On Thu, Jun 18, 2015 at 12:51 AM, Roger Dingledine <arma@xxxxxxx> wrote:
> but it sure looks like another case of somebody not understanding the
> research field, and thinking that solving the traffic confirmation
> attack is easy, without actually thinking through the engineering side,
> the scaling side, or the statistics side.

There's certainly no easy solution to all problems. Though
there could be value in those that put more odds in your favor,
even though they do not yield 100% solution or protection.

If you rarely tx but then emit something [unique or timely]
that pops out at some [rare] destination, you're done for.
I think we've seen posts from some people who slow crawl the
web 24x7 when their client is running just to add cover at their
end for their interspersed real web activity.

By the way, does metrics report the saturation level
of the net as a whole in terms of bandwidth and processing
load for exit and non exit relays as both one [and two]
summed aggregate group[s]?

> But even full scale padding, ignoring the practical side of how to get a
> Tor network that can afford to waste so much bandwidth

Waste is an incorrect, negative term for designed in padding (fixed
set of lengths) or fill (empty links) or chaff (ratio) or whatever this is.

A design where fill traffic gets out of the way when real data is
being sent might have periods of congestion or underutilization
of the link depending on the distance in hops the fill is managed
over, and the speed of the sensing and feedback controls.
Seems that might need to be as fast as you could initiate a first
packet across, unless you inhibit that packet until ready.

Yes, an individual relay or end node may be subject to various
billing policies (transfer vs bitrate), but see thread in reply to Titov here...
https://lists.torproject.org/pipermail/tor-talk/2015-May/037987.html
https://lists.torproject.org/pipermail/tor-talk/2015-June/038027.html

> doesn't provide
> protection in the face of active attacks where you induce a gap on one
> side and then observe the gap on the other side.
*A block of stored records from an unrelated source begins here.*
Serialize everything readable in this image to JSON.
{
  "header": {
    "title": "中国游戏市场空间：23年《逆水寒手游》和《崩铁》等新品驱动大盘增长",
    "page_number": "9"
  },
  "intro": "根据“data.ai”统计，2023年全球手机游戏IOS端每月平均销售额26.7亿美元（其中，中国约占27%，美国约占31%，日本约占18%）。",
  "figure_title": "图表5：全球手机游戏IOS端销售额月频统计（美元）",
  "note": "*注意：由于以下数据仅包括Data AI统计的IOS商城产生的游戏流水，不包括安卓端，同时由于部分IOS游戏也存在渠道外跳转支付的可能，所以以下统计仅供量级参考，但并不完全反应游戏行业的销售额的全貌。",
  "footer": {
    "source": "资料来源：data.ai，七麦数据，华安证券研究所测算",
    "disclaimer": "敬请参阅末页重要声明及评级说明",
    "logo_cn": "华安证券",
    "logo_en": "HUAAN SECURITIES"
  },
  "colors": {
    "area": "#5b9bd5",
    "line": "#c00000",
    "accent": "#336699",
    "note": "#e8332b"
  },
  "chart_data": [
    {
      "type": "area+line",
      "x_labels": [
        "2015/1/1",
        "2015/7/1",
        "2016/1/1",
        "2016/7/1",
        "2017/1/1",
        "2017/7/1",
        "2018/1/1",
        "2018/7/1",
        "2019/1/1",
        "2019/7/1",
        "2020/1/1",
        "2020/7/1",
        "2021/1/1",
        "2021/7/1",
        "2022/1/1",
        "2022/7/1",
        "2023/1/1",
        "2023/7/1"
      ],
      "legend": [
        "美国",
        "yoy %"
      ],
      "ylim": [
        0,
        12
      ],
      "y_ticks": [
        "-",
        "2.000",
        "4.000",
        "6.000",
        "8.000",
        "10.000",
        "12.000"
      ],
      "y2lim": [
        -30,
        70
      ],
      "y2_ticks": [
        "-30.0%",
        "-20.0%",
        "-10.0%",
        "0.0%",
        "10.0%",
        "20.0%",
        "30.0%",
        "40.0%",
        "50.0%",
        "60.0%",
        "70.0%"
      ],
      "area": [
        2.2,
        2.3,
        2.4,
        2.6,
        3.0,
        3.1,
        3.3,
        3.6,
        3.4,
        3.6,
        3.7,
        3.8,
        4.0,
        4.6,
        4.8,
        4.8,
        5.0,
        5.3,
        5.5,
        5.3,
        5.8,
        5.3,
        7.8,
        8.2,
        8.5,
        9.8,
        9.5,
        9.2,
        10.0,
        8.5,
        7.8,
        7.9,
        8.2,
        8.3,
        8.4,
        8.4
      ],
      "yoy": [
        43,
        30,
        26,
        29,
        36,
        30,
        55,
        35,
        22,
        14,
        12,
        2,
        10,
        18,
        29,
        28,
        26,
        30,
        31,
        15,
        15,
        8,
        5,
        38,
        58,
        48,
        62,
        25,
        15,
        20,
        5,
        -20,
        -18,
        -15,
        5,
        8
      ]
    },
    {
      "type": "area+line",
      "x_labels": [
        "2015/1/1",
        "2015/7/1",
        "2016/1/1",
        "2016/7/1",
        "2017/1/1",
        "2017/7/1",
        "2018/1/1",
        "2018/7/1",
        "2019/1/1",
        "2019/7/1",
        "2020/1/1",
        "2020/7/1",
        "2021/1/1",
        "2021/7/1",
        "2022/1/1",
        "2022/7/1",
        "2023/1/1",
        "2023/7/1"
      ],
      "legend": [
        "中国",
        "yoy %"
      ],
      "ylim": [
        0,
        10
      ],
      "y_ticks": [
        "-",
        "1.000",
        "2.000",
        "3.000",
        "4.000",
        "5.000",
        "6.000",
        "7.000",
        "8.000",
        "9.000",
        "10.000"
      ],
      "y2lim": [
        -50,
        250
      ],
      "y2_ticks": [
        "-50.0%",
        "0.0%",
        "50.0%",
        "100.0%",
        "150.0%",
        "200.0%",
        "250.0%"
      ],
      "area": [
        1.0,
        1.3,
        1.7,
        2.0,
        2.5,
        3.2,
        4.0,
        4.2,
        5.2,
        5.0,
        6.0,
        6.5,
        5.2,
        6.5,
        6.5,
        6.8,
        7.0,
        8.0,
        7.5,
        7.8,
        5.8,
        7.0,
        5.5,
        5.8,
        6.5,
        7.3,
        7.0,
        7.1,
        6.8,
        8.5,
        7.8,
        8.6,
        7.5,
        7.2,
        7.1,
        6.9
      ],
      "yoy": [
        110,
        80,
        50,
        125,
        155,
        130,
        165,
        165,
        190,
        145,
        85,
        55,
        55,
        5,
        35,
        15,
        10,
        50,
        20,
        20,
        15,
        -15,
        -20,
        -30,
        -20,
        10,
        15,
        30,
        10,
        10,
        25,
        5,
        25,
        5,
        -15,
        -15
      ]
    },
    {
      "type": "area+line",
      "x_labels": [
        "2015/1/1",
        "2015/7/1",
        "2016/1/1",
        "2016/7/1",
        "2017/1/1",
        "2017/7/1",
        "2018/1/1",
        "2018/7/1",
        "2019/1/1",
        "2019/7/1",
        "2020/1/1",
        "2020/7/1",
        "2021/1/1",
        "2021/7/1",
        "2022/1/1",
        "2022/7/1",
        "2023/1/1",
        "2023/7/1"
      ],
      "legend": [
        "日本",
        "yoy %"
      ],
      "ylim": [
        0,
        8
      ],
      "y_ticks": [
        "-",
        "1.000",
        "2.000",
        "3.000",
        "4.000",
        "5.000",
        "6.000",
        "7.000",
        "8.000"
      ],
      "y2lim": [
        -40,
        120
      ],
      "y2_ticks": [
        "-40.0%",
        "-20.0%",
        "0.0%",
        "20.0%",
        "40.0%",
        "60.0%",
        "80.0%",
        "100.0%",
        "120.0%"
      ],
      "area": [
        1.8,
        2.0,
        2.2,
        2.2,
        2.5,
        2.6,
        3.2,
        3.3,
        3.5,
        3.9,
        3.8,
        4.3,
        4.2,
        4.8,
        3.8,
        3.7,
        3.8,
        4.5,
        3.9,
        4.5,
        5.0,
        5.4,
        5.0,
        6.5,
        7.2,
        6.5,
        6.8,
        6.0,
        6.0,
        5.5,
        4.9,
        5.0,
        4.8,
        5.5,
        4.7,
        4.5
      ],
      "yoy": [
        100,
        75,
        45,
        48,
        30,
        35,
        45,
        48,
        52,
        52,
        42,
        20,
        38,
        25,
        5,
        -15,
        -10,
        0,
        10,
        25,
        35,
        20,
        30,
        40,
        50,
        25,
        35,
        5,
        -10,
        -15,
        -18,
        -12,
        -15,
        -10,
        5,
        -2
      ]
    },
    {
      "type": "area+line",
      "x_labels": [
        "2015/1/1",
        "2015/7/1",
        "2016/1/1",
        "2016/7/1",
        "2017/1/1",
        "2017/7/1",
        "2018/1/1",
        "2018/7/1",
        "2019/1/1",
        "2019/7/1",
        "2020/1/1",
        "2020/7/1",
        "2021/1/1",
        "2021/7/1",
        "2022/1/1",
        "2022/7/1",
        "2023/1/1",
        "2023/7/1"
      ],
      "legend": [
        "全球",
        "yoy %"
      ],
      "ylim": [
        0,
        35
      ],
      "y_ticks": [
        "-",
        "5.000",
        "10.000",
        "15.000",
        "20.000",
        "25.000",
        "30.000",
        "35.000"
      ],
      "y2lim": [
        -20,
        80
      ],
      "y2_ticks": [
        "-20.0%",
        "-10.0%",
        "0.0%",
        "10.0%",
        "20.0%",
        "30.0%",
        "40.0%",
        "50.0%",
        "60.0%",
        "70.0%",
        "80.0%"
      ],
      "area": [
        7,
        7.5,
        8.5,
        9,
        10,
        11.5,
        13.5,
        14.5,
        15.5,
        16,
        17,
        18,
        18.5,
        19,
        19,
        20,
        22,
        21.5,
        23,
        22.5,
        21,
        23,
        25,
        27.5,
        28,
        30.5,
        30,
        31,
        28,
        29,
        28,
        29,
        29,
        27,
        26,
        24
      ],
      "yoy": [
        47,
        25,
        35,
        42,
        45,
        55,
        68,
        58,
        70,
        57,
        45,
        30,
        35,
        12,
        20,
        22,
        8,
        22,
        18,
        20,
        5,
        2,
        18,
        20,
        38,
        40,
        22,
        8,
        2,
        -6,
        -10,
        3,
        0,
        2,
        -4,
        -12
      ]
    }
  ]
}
And it might even be
> the case that these gaps happen naturally by themselves, due to network
> congestion and so on, so maybe passive observers will be winners even
> against a design that does full padding.

I've said that fill seems useful against passives, not actives.
However a design may actually be possible such that any disturbance
or deficiency in fill might be possible to make up from other sources.
In other words, if I knock you off the net, the remaining path your data
would have taken to your endpoint will still be filled so as not to expose
the far end as being tied to you (if the fill management scope of the
network is finer grained than just the end nodes negotiating end-to-end
with each other (ie: I think the entire net will need to negotiate their own
mesh of fill peers as an underlying management layer, with possible
cues from above)). You get knocked off, your former peers sense this
and recalc their fill sources and sinks.

> Also, to make it really work in practice, all users are going to need
> to pad not just while fetching their web page or iso or whatever, but
> sufficiently before and after that too, else an attacker can match up
> start times and end times:
> http://freehaven.net/anonbib/#murdoch-pet2007

Well duh, that's necessary :)

> tl;dr the whole premise of this person's blog post is flawed, since
> their design likely does not work as they think it does.

While someone's design may be insufficient to solve some problem,
it does add value in the form of talk of possible solutions and trialing
them. Thereby others can try different / related avenues to a solution.

> For background see e.g.
> http://freehaven.net/anonbib/#danezis:pet2004

> This is a great area for further research:
> http://freehaven.net/anonbib/#ShWa-Timing06
> http://freehaven.net/anonbib/#active-pet2010

I don't mean that Tor specifically needs to investigate or implement
fill, but that since the research area is probably not complete,
and that no operational net is trying it, it's worth continued work.

If anyone knows a good list that does or would serve as home for
such work, please say so as I'm unaware of any.